Crédit photo : Phanie

Il semble possible de détecter une fibrillation atriale (FA) à partir d'un ECG en rythme sinusal (RS), est-il annoncé dans « The Lancet ». Des chercheurs de la Mayo Clinic expliquent avoir mis au point un algorithme d'intelligence artificielle (IA) capable de détecter de fines anomalies invisibles à l'œil nu sur un ECG à 12 dérivations.

Cet outil rapide et économique serait particulièrement intéressant pour détecter une FA paroxystique après un accident vasculaire cérébral (AVC) de cause restée indéterminée, ce qui représente près d'un tiers des cas selon les auteurs.

Un besoin pour les AVC de cause indéterminée

« Les patients avec un AVC de cause indéterminée sont à haut risque de récidive, écrivent les auteurs, et quand la FA est documentée, l'anticoagulation réduit le risque d'AVC récurrent et pourrait réduire la mortalité. » Un monitoring sur 24 heures identifie une FA chez 2,4 à 13,9 % des patients, tandis qu'une surveillance ECG prolongée par dispositif implantable détecte une FA dans 30 % des cas à 36 mois, font remarquer les auteurs.

Cet algorithme d'IA sur un ECG unique s'est révélé avoir une aire sous la courbe de 0,87 avec une sensibilité de 79,0 % et une spécificité de 79,5 %. En incluant l'ensemble des ECG enregistrés pour un patient donné, l'aire sous la courbe passe à 0,90, la sensibilité à 82,3 % et la spécificité à 83,4 %.

Modifications très discrètes à l'ECG

Pour les auteurs, l'IA détecterait des modifications discrètes à l'ECG, reflétant précocement les modifications structurelles présentes avant la survenue de FA.

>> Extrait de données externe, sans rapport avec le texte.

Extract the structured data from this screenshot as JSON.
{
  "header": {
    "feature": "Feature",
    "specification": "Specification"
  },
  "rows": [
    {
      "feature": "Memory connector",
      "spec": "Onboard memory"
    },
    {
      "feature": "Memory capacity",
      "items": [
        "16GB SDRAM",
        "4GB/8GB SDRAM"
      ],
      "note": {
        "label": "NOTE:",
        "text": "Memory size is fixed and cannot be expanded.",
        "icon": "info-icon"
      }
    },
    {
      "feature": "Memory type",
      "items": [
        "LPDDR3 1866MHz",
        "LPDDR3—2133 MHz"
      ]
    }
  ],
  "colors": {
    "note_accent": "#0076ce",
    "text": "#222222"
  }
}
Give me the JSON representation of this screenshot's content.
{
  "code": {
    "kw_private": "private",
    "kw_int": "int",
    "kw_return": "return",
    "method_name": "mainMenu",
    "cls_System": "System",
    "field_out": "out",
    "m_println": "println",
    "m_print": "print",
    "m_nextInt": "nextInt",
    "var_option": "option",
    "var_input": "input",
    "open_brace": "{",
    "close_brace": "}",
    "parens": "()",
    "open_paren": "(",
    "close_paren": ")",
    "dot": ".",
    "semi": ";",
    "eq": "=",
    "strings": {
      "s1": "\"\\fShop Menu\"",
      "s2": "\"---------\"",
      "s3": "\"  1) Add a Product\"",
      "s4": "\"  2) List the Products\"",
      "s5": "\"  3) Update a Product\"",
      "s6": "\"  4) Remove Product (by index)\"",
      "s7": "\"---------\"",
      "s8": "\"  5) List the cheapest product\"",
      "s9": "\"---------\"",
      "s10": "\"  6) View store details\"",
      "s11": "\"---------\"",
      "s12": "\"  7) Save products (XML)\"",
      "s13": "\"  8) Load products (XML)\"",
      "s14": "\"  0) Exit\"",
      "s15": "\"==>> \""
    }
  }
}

Pour ce travail, l'équipe dirigée par le Pr Paul Friedman a utilisé 649 931 tracés ECG en rythme sinusal enregistrés chez 180 922 individus âgés en moyenne de 60,3 ans, entre le 31 décembre 1993 et le 21 juillet 2017.

Trois groupes ont été constitués : l'un « d'entraînement » de l'algorithme totalisant 454 789 ECG chez 126 526 individus (70 %), le second de « validation interne » (64 340 ECG chez 18 116 individus, 10 %) et le troisième de testing (130 802 ECG chez 36 280 individus, 20 %). Dans le groupe de testing, 3 051 individus avaient une FA identifiée avant l'ECG enregistré en RS.

Un algorithme à valider dans les populations d'intérêt

Il reste à savoir si cet algorithme est également valide chez des sujets ayant un AVC de cause indéterminée ou dans la population générale pour dépister des groupes à haut risque (HTA, diabète, âge ≥ 65 ans), l'étude ayant été réalisée pour classer de façon rétrospective des individus venus consulter pour explorations complémentaires.

Par rapport à d'autres outils en développement pour identifier une FA paroxystique comme la photopléthysmographie automatisée, l'IA présenterait des avantages substantiels : faible coût, disponibilité et rapidité.